Health care information relates to profoundly personal aspects of an individual's life. The medical records kept by physicians and hospitals about patients may include identifying information, X-ray films, EKG and lab test results, daily observations by nurses, physical examination results, diagnoses, drug and treatment orders, progress notes and post-operative reports from physicians, medical histories secured from patients, consent forms authorizing treatment or the release of information, summaries from the medical records of other institutions, and copies of forms shared with outside institutions for insurance purposes.

In addition, medical records may also contain subjective information based on impressions and assessments by the health care worker. Medical records may include impressions of mental abilities and psychological stability and status; lifestyle information or suppositions (including sexual practices and functioning); dietary habits, exercise, and recreational activities (including dangerous ones life insurers would want to know about); religious observances and their impact on treatment decisions; alcohol and drug use; and comments on attitudes toward illness, physicians, treatments, compliance with therapy and advice, etc.

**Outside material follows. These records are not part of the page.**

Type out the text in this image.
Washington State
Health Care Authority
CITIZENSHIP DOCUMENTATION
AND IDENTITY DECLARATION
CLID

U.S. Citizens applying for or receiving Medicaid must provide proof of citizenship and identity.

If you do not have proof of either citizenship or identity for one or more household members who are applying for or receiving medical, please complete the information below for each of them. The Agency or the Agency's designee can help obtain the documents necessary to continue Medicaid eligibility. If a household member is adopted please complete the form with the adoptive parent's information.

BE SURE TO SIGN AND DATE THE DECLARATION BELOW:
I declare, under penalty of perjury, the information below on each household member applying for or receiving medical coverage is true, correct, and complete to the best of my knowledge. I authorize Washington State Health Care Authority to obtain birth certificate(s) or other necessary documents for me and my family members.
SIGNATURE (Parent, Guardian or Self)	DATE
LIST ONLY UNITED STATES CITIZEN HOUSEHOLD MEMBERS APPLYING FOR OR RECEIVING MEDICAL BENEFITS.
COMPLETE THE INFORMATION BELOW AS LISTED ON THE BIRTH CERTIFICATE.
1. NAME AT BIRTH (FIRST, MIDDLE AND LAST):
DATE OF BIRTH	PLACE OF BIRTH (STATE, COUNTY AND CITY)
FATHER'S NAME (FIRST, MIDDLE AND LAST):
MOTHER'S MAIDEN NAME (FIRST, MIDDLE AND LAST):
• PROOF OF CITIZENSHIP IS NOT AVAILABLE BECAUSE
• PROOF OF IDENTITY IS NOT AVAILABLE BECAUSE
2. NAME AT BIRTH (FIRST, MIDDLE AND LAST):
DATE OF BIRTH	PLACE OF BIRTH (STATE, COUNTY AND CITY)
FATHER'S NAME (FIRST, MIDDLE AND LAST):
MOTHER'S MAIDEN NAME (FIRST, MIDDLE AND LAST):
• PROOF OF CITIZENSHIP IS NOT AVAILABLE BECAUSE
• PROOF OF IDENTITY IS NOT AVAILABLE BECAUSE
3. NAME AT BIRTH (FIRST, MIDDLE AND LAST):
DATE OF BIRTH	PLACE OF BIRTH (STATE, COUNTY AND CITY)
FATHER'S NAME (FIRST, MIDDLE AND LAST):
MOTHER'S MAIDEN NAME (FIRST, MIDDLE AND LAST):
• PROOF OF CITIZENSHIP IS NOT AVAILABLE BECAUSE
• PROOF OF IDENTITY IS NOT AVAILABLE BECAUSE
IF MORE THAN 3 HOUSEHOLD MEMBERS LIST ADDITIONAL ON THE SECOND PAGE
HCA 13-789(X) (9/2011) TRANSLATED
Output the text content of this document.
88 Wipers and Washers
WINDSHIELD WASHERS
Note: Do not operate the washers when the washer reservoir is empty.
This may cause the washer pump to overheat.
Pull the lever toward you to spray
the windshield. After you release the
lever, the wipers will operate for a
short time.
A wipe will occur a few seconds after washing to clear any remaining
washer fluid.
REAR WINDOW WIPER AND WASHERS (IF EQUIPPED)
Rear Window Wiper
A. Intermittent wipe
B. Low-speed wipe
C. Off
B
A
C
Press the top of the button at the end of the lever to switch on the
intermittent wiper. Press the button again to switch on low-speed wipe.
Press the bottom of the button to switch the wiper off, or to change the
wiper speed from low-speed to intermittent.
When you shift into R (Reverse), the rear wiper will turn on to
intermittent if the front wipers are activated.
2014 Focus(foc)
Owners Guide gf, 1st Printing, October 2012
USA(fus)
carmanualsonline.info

Increasingly sophisticated diagnostic tools yield more and more detailed, and potentially sensitive, information about a person's body - genetic research and testing result in information that not only indicates a patient's present condition but also enables prediction of his or her future medical condition and the prospect of developing specific medical problems.

Medical information can affect such basic life activities as getting married, securing employment, obtaining insurance, or driving a car. Medical conditions have served as the basis for discriminatory practices, making it difficult to participate in these activities. Because of its highly sensitive nature, improper disclosure of medical information can result in loss of business opportunities, compromised financial status, damaged reputation, harassment, and personal humiliation. However, defining what is "sensitive" in a record may be difficult, since the definitions may depend on the intended use of a record. Yet at the same time, the integrity of the patient record and the disclosure by the patient to the physician of information necessary to establish an accurate diagnosis is desirable to attain the best clinical outcome. Simply stated, disclosure of medical information by the patient, free of the fear of improper use, is necessary to obtaining good quality medical care. An environment must be maintained in which this kind of disclosure is possible. In its testimony to the U.S. Privacy Commission, the American Medical Association stated, "Patients would be reluctant to tell their physicians certain types of information, which they need to know in order to render appropriate care, if patients did not feel that such information would remain confidential." More recently, the AMA Code of Medical Ethics stated:

"The confidentiality of physician-patient communications is desirable to assure free and open disclosure by the patient to the physician of all information needed to establish a proper diagnosis and attain the most desirable clinical outcome possible. Protecting the confidentiality of the personal and medical information in such medical records also necessary to prevent humiliation, embarrassment, or discomfort of patients.